Obesity is a growing public health problem. While our changing lifestyle and environment have undoubtedly driven this increase, there is a powerful genetic component that underlies the large variation in human body shape and size in this modern environment. Understanding the mechanisms controlling feeding behaviour that lead to this variability in body-weight will be important in informing any strategy to improve our health in this current food environment. While the preferred model in which to study food intake is clearly in humans, the fact that genetic studies point to a region in the brain called the hypothalamus as having a crucial role in modulating appetite has limited the mechanistic insights achievable through human research. The inaccessibility of the human hypothalamus has, to date, meant our understanding of brain circuits controlling food intake has emerged primarily from mouse studies. However, a recent important collaboration with the MRC Brain Bank Network, has allowed us access to fresh human donor brain samples. These precious samples, coupled with recent developments in single-cell sequencing and in technologies allowing us to visualize single-molecules using fluorescence, have provided us the opportunity to map the functional architecture of the human hypothalamus underlying appetitive behaviour. Over the past three years, we have generated a database of more than 350,000 human hypothalamic cells from eight normal weight donors. This unique resource, even as a work in progress, is already unparalleled in its scope and size. Of interest in of itself, the long-term value of this data, given the role of the hypothalamus in maintaining energy balance, is as a baseline to study this brain region in states of energy imbalance. Building on our growing database, as well as the methodologies and expertise we have accrued, we will map the hypothalamic functional architecture underlying food intake control in the underweight and overweight human brain. Continuing our fruitful collaboration with the MRC Brain Bank Network, we will profile the hypothalami of donors at both extremes of bodyweight. Our goal for a comprehensive human hypothalamic atlas across the weight spectrum will be of utility to basic and translational researchers attempting to better understand the fundamental nature of regulation of energy balance by the hypothalamus. The eventual goal will be to find a way to manipulate these systems to improve the health of the population.

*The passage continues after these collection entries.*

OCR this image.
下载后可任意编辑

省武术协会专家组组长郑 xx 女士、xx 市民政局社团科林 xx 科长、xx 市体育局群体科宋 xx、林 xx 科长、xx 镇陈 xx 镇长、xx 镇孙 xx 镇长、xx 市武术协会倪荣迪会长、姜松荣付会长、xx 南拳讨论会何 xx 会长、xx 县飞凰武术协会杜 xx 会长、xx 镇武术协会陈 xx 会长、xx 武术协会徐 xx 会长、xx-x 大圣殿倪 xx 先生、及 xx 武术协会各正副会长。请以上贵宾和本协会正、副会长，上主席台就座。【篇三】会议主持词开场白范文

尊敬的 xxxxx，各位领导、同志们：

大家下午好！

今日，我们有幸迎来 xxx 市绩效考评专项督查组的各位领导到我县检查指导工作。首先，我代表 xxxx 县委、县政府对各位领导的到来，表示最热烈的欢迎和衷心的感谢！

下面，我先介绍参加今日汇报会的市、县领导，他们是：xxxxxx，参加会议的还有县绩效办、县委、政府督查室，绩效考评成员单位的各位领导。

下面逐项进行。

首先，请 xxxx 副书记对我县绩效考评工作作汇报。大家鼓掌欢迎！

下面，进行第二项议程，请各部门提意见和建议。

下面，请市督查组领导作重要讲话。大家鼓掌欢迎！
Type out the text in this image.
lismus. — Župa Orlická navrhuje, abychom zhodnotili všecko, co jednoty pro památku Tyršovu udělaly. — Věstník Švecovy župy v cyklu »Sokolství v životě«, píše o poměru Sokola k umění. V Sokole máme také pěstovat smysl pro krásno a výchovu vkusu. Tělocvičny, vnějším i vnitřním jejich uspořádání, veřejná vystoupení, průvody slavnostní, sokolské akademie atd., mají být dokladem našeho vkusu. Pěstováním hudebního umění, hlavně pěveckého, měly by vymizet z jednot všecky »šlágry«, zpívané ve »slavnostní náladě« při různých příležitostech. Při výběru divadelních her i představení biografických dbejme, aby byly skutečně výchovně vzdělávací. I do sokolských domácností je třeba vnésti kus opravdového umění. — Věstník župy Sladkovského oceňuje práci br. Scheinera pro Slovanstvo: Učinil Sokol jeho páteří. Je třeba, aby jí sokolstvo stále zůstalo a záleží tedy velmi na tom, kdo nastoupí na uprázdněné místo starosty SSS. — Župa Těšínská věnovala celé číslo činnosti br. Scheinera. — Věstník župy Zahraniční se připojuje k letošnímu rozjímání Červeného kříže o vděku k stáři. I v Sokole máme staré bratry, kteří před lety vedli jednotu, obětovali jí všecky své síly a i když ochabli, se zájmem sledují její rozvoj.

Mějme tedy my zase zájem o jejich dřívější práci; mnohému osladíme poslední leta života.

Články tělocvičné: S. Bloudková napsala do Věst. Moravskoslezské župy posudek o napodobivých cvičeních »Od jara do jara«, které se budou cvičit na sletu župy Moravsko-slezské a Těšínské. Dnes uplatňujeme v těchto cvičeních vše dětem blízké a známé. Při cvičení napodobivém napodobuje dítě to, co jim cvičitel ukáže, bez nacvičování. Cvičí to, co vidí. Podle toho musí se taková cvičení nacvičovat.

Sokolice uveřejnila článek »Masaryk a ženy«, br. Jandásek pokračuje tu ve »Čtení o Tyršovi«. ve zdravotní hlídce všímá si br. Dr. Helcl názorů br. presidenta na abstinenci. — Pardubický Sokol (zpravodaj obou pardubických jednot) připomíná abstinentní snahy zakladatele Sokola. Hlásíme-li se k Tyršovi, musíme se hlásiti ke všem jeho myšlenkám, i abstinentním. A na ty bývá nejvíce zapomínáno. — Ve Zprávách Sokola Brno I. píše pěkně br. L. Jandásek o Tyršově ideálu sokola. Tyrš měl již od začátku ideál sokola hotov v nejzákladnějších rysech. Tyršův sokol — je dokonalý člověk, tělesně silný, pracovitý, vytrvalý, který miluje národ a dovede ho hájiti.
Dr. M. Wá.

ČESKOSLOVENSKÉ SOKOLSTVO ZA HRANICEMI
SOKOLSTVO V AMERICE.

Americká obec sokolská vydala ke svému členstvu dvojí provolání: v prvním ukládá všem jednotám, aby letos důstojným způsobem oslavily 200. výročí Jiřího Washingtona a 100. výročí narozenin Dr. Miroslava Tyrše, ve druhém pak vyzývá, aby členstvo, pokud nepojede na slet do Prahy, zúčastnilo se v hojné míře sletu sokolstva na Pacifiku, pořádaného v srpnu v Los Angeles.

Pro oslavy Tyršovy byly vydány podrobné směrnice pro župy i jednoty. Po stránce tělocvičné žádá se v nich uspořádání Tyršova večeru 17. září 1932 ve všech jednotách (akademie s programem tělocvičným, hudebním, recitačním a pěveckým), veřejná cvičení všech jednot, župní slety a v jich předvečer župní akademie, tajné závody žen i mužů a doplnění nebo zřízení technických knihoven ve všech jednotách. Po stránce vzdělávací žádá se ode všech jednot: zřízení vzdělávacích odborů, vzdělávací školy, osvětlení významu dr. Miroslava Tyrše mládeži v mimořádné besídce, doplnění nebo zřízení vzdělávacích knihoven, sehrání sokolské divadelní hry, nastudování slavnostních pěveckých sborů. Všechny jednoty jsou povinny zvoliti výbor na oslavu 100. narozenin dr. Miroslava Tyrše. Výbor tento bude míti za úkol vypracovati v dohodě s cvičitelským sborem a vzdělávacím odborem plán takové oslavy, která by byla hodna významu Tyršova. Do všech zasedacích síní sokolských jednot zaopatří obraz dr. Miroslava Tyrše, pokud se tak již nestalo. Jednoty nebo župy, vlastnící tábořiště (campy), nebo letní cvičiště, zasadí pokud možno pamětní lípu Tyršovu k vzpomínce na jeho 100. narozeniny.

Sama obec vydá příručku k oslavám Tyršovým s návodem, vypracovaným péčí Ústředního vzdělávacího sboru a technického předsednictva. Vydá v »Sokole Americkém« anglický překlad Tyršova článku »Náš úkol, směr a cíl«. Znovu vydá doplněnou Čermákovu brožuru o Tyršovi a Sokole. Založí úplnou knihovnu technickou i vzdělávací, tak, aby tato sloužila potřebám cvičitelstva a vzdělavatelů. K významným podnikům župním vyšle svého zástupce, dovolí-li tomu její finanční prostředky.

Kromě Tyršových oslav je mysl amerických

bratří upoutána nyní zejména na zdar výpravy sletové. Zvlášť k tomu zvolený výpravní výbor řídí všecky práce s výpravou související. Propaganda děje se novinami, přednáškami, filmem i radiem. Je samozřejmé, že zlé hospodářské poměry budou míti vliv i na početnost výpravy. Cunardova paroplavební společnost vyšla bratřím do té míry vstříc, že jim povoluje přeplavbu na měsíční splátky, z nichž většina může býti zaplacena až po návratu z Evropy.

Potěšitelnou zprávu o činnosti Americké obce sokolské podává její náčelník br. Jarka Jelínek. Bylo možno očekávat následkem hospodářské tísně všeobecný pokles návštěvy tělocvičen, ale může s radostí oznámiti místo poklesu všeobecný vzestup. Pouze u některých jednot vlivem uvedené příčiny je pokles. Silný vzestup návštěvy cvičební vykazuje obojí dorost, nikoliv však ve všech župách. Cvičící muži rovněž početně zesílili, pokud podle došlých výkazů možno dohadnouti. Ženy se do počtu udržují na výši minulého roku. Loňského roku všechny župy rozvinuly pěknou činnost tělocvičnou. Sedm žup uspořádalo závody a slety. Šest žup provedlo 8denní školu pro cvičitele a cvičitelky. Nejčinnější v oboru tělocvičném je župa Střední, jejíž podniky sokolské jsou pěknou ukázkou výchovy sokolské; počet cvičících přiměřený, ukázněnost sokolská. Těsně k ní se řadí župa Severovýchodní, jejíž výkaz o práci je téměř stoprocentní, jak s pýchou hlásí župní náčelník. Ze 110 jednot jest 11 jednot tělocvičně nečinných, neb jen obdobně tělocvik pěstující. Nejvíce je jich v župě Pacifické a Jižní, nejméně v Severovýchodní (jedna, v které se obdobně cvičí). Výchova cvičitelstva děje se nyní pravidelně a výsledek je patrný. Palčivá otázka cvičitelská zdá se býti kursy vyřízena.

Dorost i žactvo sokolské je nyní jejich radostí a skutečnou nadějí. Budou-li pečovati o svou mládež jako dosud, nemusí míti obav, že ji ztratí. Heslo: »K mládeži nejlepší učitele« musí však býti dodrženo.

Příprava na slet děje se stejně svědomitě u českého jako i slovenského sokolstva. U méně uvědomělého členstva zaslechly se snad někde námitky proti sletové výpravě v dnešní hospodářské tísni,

肥胖是一个日益严重的公共健康问题。虽然我们不断变化的生活方式和环境无疑推动了这一增长，但在这个现代环境中，人体形状和体型的巨大差异背后有一个强大的基因成分。了解导致体重变化的摄食行为控制机制，对于在目前的食物环境中改善我们的健康战略具有重要意义。虽然研究食物摄入量的首选模型显然是在人类身上，但遗传研究指出，大脑中一个名为下丘脑的区域在调节食欲方面发挥着关键作用，这一事实限制了通过人类研究实现的机械性洞察。到目前为止，人类下丘脑的不可访问性意味着我们对控制食物摄入量的大脑回路的了解主要是从小鼠的研究中产生的。然而，最近与MRC脑库网络的一项重要合作使我们能够获得新鲜的人类捐赠者大脑样本。这些珍贵的样本，再加上单细胞测序和允许我们使用荧光可视化单分子的技术的最新发展，为我们提供了绘制人类下丘脑潜在食欲行为的功能结构图的机会。在过去的三年里，我们已经建立了一个数据库，其中包括来自8名正常体重捐赠者的超过35万个人类下丘脑细胞。这一独特的资源，即使作为一项正在进行的工作，其范围和规模也已经是无与伦比的。有趣的是，考虑到下丘脑在维持能量平衡中的作用，这些数据的长期价值是研究这一大脑区域处于能量失衡状态的基线。在我们不断增长的数据库以及我们积累的方法和专业知识的基础上，我们将绘制出在体重不足和超重的人脑中进行食物摄取控制的下丘脑功能结构图。继续我们与MRC脑库网络富有成效的合作，我们将描绘体重两极的捐赠者的下丘脑。我们的目标是建立一个全面的人类下丘脑体重图谱，这将对试图更好地理解下丘脑调节能量平衡的基本性质的基础和翻译研究人员有用。最终目标将是找到一种方法来操纵这些系统，以改善人口的健康。